Jobs mit Zukunft / Welche Chancen bietet der Arbeitsmarkt im Jahr 2005?

Stuttgart (ots) - Nur eines ist heute für Berufsanfänger sicher:
Niemand wird ein Leben lang von dem zehren können, was er einmal gelernt hat. Doch es gibt Hinweise darauf, welche Qualifikationen in der Zukunft gefragt sind. In der Novemberausgabe nennt die Zeitschrift Das Beste die Trends und sagt, welche Jobs Zukunft haben. Dazu exklusiv ein Interview mit Bundesbildungsminister Jürgen Rüttgers über die Chancen auf dem Arbeitsmarkt der Zukunft.

Dienstleistungen: Unternehmensbezogene, wissensorientierte Dienste haben die besten Wachstums- und Beschäftigungsaussichten. Denn immer mehr Unternehmen konzentrieren sich auf ihr Kerngeschäft - die übrigen Tätigkeiten kaufen sie hinzu: etwa den EDV-Service, Marketingberater oder externe Personal-Experten.

Wissen: Wissen erhält immer größere Bedeutung. Fachleute raten zu einem wirtschaftsnahen Studium, am besten Elektrotechnik- oder Maschinenbau-Ingenieur oder Betriebswirtschaft. Geisteswissenschaftler, Juristen und Lehrer brauchen in der Wirtschaft gefragte Zusatzqualifikationen: Fremdsprachen, Kenntnis anderer Kulturen, betriebswirtschaftliches Wissen. Für viele Naturwissenschaftler dagegen ist die Lage zur Zeit eher trist. Einzig die Biotechnologie dürfte in den kommenden Jahren boomen.

Information: Mehr als 150.000 zusätzliche Arbeitsplätze sollen in Deutschland in der Telekommunikation, Informationstechnologie, in den Medien und in der Elektronik bis zum Jahr 2010 entstehen.

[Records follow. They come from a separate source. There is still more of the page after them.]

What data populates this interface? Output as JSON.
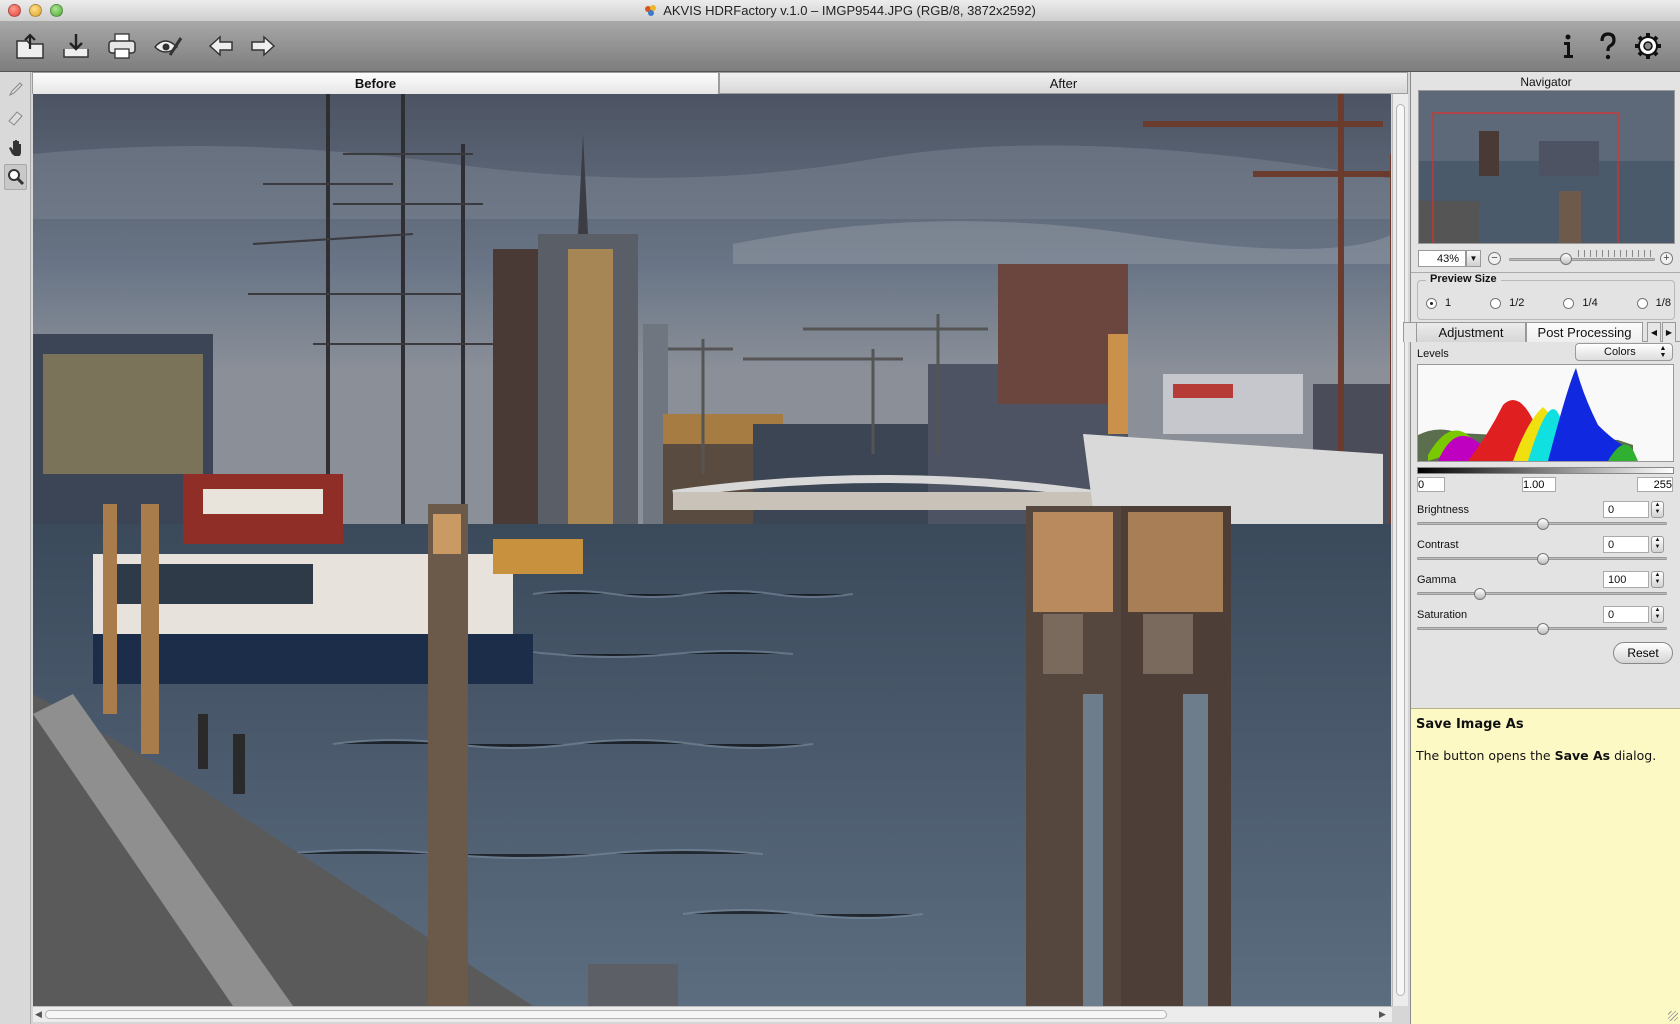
{
  "window": {
    "title": "AKVIS HDRFactory v.1.0 – IMGP9544.JPG (RGB/8, 3872x2592)"
  },
  "toolbar": {
    "buttons": [
      "open-icon",
      "save-icon",
      "print-icon",
      "preferences-eye-icon",
      "back-icon",
      "forward-icon"
    ],
    "right_buttons": [
      "info-icon",
      "help-icon",
      "settings-icon"
    ]
  },
  "tools": [
    "brush-icon",
    "eraser-icon",
    "hand-icon",
    "zoom-icon"
  ],
  "view_tabs": {
    "before": "Before",
    "after": "After"
  },
  "navigator": {
    "title": "Navigator",
    "zoom": "43%"
  },
  "preview_size": {
    "label": "Preview Size",
    "options": [
      "1",
      "1/2",
      "1/4",
      "1/8"
    ],
    "selected": "1"
  },
  "panel_tabs": {
    "adjustment": "Adjustment",
    "post_processing": "Post Processing"
  },
  "levels": {
    "label": "Levels",
    "channel": "Colors",
    "black": "0",
    "gamma": "1.00",
    "white": "255"
  },
  "sliders": {
    "brightness": {
      "label": "Brightness",
      "value": "0"
    },
    "contrast": {
      "label": "Contrast",
      "value": "0"
    },
    "gamma": {
      "label": "Gamma",
      "value": "100"
    },
    "saturation": {
      "label": "Saturation",
      "value": "0"
    }
  },
  "reset_label": "Reset",
  "help": {
    "title": "Save Image As",
    "text_prefix": "The button opens the ",
    "text_bold": "Save As",
    "text_suffix": " dialog."
  },
  "colors": {
    "toolbar": "#8f8f8f",
    "help_bg": "#fdf9c5",
    "water": "#4d5d6e",
    "sky": "#5c6a7b"
  }
}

In der Informations- und Telekommunikation (IT) gibt es neue Ausbildungsgänge, darunter IT-System-Elektroniker, Fachinformatiker der Fachrichtung Anwendungsentwicklung und Systemintegration sowie IT-System-Kaufleute und Informatikkaufleute.

Multimedia: Klare Berufsbilder bilden sich allmählich heraus. Mittlerweile gibt es auch staatlich geregelte Lehrberufe: der Mediengestalter Bild und Ton, der Film- und Video-Editor; der Werbe-und der Medienvorlagenhersteller.

Soziales: Der Bedarf an qualifizierten Pflegekräften ist enorm. Zukünftig wird es mehr Arbeitsplätze für Gesundheit und Pflege geben. Die Nachfrage nach Krankenschwestern und - pflegern, nach Ärzten und Pflegekräften wird also wachsen.

Private Vermögen: Bei Geldanlage, Finanzmarktanalyse, Vermögensberatung werden viele Jobs entstehen. Zum Beispiel Fondsmanager, meist ein studierter Betriebs- oder Volkswirt mit Banklehre, der bei einem Investmentfonds für Kunden Anlagepakete zusammenstellt.